Cette manière de la désigner - Mlle Silvia - était devenue une habitude depuis le mariage secret. Jusqu'ici, Neil n'y avait jamais prêté attention. Mais cette fois, le titre sonna étrangement faux, presque inapproprié.
Sans relever cette pensée intrusive, il répondit d'un ton tranchant : « Trouvez où elle est. Et réservez le prochain vol pour rentrer au pays. »
« Bien, monsieur. Et pour Mlle Ada... doit-on la faire revenir avec nous ? »
Chapitre 3
Dès que Curtis eut quitté la pièce, un silence lourd sembla envelopper Neil, comme si l'air lui-même s'était épaissi autour de lui. Il resta immobile quelques instants, réfléchissant à ce que cette décision impliquait, avant de répondre enfin d'une voix posée : « Très bien.
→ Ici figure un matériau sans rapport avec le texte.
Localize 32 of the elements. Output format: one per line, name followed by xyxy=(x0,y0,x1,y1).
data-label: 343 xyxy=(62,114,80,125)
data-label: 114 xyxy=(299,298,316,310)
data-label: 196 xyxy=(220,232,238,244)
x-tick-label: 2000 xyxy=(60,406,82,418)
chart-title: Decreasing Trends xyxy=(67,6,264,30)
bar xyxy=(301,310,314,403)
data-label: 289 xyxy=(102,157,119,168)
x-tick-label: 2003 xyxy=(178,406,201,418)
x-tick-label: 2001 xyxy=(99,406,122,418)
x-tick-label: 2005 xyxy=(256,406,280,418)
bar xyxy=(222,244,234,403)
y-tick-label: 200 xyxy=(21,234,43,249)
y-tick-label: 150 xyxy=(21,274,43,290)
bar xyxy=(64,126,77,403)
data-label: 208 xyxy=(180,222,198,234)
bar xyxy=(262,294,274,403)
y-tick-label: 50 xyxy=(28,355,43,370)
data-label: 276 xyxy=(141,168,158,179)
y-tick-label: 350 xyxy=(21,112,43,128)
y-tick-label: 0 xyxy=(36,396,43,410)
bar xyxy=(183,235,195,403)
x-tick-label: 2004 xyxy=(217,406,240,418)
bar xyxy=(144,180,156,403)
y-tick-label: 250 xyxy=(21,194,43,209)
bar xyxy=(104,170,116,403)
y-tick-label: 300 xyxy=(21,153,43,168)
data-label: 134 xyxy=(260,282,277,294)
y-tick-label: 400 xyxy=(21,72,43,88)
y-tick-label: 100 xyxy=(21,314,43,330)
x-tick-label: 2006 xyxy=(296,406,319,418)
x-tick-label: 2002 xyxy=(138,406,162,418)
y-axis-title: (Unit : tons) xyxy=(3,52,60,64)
Contacte-la. Dis-lui ce que nous avons prévu. »
L'ordre tomba, net, irréversible. Ada devait être mise au courant.
Depuis son arrivée à Ceattle, la jeune femme n'avait pas tardé à rejoindre Neil. Elle avait prétexté quelques jours de visite touristique, mais personne n'était dupe : le personnel de la succursale avait parfaitement compris qu'elle n'était là que pour être à ses côtés. Curtis acquiesça immédiatement, s'occupa des billets d'avion, puis les accompagna pour aller retrouver Ada. Quelques heures plus tard, tous trois se dirigeaient vers l'aéroport, sans un mot de trop, chacun enfermé dans ses propres pensées.
Le vol passé, l'avion glissa sans heurt sur la piste de Ryoln City avant de s'immobiliser. Durant tout le trajet, Curtis avait eu maintes occasions de remarquer la façon dont Neil veillait sur Ada. Il l'aidait à se lever, ajustait son manteau lorsqu'elle frissonnait, la guidait dans l'allée lorsque les passagers se pressaient. Une attention instinctive, presque naturelle.
À leur descente, cette attitude ne fit que s'accentuer. Neil avançait légèrement devant, ouvrant le passage, veillant à ce qu'aucune bousculade ne l'atteigne. Le contraste était saisissant. Silvia avait déjà voyagé avec lui pour des affaires, et à chaque fois il s'était montré distant, presque indifférent, peu importe les gestes qu'elle faisait pour lui rendre les choses plus faciles. À côté d'Ada, en revanche, il donnait l'impression d'être un époux attentif.
Pendant ce temps, à une autre sortie du même terminal, Silvia venait à peine de franchir les portes vitrées. Une silhouette fine enveloppée dans une robe à fines bretelles, un décolleté élégant, des lunettes de soleil masquant la fatigue d'un long vol. Elle avançait d'un pas assuré, la valise roulant derrière elle. Son expression détendue, ponctuée d'un léger sourire, contrastait fortement avec ce qu'elle avait vécu avant son départ.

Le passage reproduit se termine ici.